Ils ont fait l'actu. Commission Inceste : le combat du juge Édouard Durand contre les violences sexuelles
Sandrine Etoa-Andegue revient sur les événements marquants de l'année. Et ce sont ceux qui les ont vécus qui vous les racontent. La Commission Indépendante sur l’Inceste et les Violences Sexuelles faites aux Enfants (Ciivise), lancée pour mieux prévenir les violences sexuelles et lutter contre l’impunité des agresseurs, est présidée par Edouard Durand, magistrat et expert de la protection de l'enfance.
21 septembre 2021. La Ciivise, la Commission sur l'inceste et les violences sexuelles faites aux enfants, coprésidée par le juge Édouard Durand, lance une plateforme téléphonique pour recueillir la parole des victimes. Et au standard, les appels sont nombreux : la majorité des victimes d'inceste sont des femmes, et la majorité d'entre elles a été abusée par un membre de leur famille.
Cette "Commission inceste" a été lancée en janvier 2021, après la publication du livre choc de Camille Kouchner, La Familia Grande, aux éditions Seuil. L'objectif est notamment de s'inspirer du vécu des victimes pour définir des outils pour mieux protéger les enfants. Quelques mois après le lancement de la plateforme, les témoignages continuent d'affluer. Un mouvement d'une "grande ampleur", souffle Édouard Durand à franceinfo.
"Dans les heures qui ont suivi le lancement de l'appel à témoignages, les lignes étaient saturées."
Édouard Durandsur franceinfo
"Des centaines et des centaines de personnes contactaient la Ciivise pour confier leur témoignage. Et en six mois, nous avons reçu plus de 12 000 témoignages par téléphone, par écrit, par mail, dans nos réunions publiques, lors des auditions, par notre questionnaire en ligne, sur notre site internet...", détaille le magistrat et expert de la protection de l'enfance.
Tout au long de cette année, d'un déplacement à l'autre, d'une audition à l'autre, certains témoignages l'ont particulièrement marqué. "Très souvent, ces personnes disaient: 'J'ai attendu ce moment toute ma vie'. Et nous ici, à la Ciivise, nous avons réalisé à quel point notre vocation était de répondre à ce besoin de reconnaissance qui était souterrain, qui était caché et qui se révélait au grand jour aux yeux de la société tout entière. Ce qui me marque dans tous les témoignages que j'ai reçu, c'est ce que j'appelle le présent perpétuel de la souffrance. Avoir été victime de violences sexuelles dans son enfance, ou victime de violences, quelle qu'en soit la forme, c'est toujours du présent, dans la pensée de l'aujourd'hui, dans la vie intime jusque dans la vie sexuelle et affective" analyse Édouard Durand.

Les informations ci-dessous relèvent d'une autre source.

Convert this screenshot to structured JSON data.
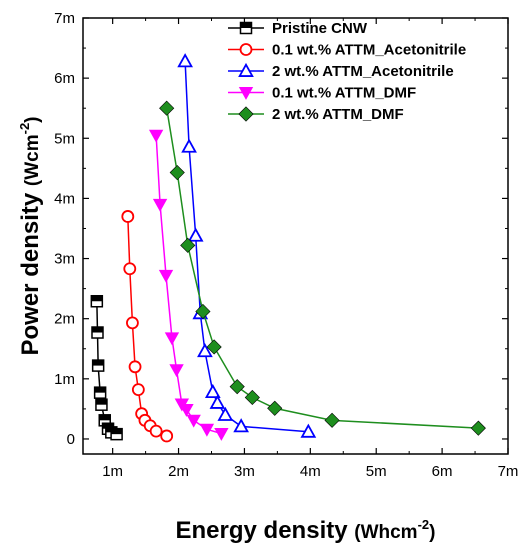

La protection des enfants a des défaillances
Il avoue que cette expérience l'a changé : "Elle a endurci ma détermination à lutter contre l'impunité des agresseurs et à lutter contre nos défaillances dans notre capacité et même notre volonté collective à protéger les enfants".
Cette violence, d'ailleurs, Edouard Durand ne s'en protège pas, même s'il se dit "bien sûr atteint par les violences et parfois la laideur du visage humain qui est celui de l'agresseur quand il passe à l'acte pour obtenir le pouvoir sur l'autre."
Et de préciser : "Ce qui me permet de tenir, C 'est d'accepter a colère, qui est un moteur très puissant pour renforcer notre capacité de protection. Ce n'est pas en se protégeant qu'on continue, c'est en agissant et je continue", conclut-il.